New insights, new connections and new services
The qualities of big data systems – the volume, velocity and variety – allow the data sets to be mined for connections and correlations not previously spotted or understood. In turn, these connections themselves become data points that add to the whole, allowing for that data to be mined for new insights.
These insights can range from the most significant to the trivial – from new methods of identifying those at risk of developing life-threatening diseases, to smarter ways to recommend what you might want to watch next on Netflix. Because the machines are programmed to find and make new connections, no one knows in advance what connections or correlations they will find, nor on what basis. Once identified, the new connections and insights then potentially power new services – everything from ultra-personalised advertisements for products that are very likely to be of actual interest to the recipient, to more efficient ways to heat your home, pay your bills or shop for groceries. The systems can learn to anticipate need – allowing demand to be predicted more accurately, reducing waste and reducing disappointment as products are not available.
The laws of data robotics
So as the combination of data, ubiquitously connected IoT devices and AI enable the provision of big data-driven products and services, the value of the data itself, its sources and the processing technologies all increase. Both the law and the public discourse have recognised this shift in the value of data over time. In the EU, over the next two years or so the General Data Protection Regulation will impose a new more stringent protection regime for personal data, backed by some of the most severe sanctions in the world for companies that fail to adhere to its requirements. In other parts of the world, everywhere from South-East Asia to the United States, new data breach and data security requirements are being enacted.

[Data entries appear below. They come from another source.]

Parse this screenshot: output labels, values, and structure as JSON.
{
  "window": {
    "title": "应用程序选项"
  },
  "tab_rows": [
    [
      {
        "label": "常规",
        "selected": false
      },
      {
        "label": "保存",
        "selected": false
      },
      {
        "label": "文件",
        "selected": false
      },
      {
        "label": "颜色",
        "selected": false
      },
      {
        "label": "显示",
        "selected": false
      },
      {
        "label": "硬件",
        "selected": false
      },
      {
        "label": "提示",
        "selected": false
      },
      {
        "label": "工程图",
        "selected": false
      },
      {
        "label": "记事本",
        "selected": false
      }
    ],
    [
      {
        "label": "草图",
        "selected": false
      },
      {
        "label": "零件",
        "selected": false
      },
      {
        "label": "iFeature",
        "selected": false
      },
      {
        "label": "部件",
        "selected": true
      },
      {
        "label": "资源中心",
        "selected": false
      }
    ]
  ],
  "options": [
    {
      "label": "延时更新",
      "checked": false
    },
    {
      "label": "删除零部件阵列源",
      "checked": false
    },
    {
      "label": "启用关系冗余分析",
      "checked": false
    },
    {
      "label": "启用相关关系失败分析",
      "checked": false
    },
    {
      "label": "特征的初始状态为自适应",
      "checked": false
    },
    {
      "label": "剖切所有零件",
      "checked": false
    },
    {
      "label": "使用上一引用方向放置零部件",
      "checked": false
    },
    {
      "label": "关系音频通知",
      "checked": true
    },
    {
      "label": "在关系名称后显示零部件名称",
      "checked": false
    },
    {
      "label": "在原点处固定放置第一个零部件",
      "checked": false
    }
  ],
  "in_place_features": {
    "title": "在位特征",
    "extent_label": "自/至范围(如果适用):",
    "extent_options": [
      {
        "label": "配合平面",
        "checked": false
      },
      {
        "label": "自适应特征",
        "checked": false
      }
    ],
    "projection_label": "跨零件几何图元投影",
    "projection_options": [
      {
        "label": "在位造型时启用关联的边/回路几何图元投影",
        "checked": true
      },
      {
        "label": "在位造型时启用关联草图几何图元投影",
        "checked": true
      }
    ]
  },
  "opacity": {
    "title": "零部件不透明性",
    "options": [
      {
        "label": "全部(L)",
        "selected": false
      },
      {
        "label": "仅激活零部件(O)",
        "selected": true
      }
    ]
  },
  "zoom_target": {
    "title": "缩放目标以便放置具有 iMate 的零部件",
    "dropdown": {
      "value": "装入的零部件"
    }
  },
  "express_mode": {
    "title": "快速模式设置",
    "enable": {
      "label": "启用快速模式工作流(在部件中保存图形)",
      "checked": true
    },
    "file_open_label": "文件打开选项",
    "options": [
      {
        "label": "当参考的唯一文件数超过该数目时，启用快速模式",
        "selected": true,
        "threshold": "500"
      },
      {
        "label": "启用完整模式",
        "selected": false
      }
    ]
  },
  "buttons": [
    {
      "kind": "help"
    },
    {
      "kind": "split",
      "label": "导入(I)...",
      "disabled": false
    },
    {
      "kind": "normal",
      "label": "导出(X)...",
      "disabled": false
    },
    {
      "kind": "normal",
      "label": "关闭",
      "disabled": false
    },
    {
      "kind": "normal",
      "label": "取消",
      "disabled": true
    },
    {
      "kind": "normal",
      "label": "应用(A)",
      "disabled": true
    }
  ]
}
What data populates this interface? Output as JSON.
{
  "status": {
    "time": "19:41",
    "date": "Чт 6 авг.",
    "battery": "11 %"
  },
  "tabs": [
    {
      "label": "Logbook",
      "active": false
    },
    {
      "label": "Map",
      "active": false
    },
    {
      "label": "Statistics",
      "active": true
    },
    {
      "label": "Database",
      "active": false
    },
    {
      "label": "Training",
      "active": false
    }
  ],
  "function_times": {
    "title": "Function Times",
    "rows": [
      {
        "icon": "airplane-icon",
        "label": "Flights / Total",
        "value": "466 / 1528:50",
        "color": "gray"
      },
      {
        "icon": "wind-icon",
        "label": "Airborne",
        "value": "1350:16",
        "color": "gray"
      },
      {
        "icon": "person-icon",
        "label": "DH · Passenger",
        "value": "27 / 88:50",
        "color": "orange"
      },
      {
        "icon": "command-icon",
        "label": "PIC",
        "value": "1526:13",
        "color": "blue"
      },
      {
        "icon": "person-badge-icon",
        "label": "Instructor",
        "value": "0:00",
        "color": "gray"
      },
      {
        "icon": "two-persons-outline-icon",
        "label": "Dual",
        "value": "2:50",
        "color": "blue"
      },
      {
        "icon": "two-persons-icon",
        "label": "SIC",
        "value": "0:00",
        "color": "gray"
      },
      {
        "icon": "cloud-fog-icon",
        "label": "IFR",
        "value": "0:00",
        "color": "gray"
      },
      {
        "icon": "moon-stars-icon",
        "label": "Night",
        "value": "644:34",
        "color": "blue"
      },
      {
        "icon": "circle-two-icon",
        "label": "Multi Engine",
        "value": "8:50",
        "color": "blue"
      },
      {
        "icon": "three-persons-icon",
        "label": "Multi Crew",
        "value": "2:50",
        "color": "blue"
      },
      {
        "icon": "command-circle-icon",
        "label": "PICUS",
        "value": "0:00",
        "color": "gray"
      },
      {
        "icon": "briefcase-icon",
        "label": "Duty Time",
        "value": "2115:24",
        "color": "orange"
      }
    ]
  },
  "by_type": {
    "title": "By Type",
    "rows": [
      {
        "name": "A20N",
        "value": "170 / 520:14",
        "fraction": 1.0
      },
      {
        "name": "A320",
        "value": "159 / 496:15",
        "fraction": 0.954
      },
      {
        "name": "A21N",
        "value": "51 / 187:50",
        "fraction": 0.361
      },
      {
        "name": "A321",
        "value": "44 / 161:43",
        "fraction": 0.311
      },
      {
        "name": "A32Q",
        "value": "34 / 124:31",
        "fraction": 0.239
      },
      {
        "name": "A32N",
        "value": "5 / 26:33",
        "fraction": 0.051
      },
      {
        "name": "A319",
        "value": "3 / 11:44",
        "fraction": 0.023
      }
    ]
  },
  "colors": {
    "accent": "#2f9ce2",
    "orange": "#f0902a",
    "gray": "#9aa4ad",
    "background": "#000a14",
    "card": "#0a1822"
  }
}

At the same time, as both consumers and companies become increasingly reliant upon data-driven services underpinned by AI data processing engines, the security and reliability of those systems will matter as never before. Whilst in the more laissez-faire parts of the world, providers may get away with extreme disclaimers of liability in their standard terms, this is unlikely to be the case in places with a stronger tradition of consumer protection. Indeed in the UK at least, in some cases, the quality of output from a digital service might already be the subject of legal protection under the Consumer Rights Act 2015.
For business-to-business contracts, the position is likely to be more complex. Just as we have seen a gradual shift in cloud operators moving from their own very supplier-friendly standard terms in order to attract customer from major customers in regulated sectors (especially the banks, insurance companies, pharmaceutical companies etc.), we would expect the same to be true in ‘Big Data as a Service’ and ‘AI as a Service’ contracts. The spending power of these customers, and realities of the regulatory environments within which they operate, make this kind of trend almost inevitable.
And as we have commented in other briefing notes, particularly where the machines themselves have been responsible for developing the correlations that underpin particular data processing, the operators need to be wary of the basis of that processing. If the machine is making decisions on a basis that would be considered discriminatory at law, even if it has come to those conclusions itself based on its own analysis of the input data, that would mean that the operator of the system is guilty of that discrimination. With so many data points available, system operators will need to check very carefully that their systems are not producing different outputs based on protected characteristics, such as sex, sexual orientation, ethnic origin or age.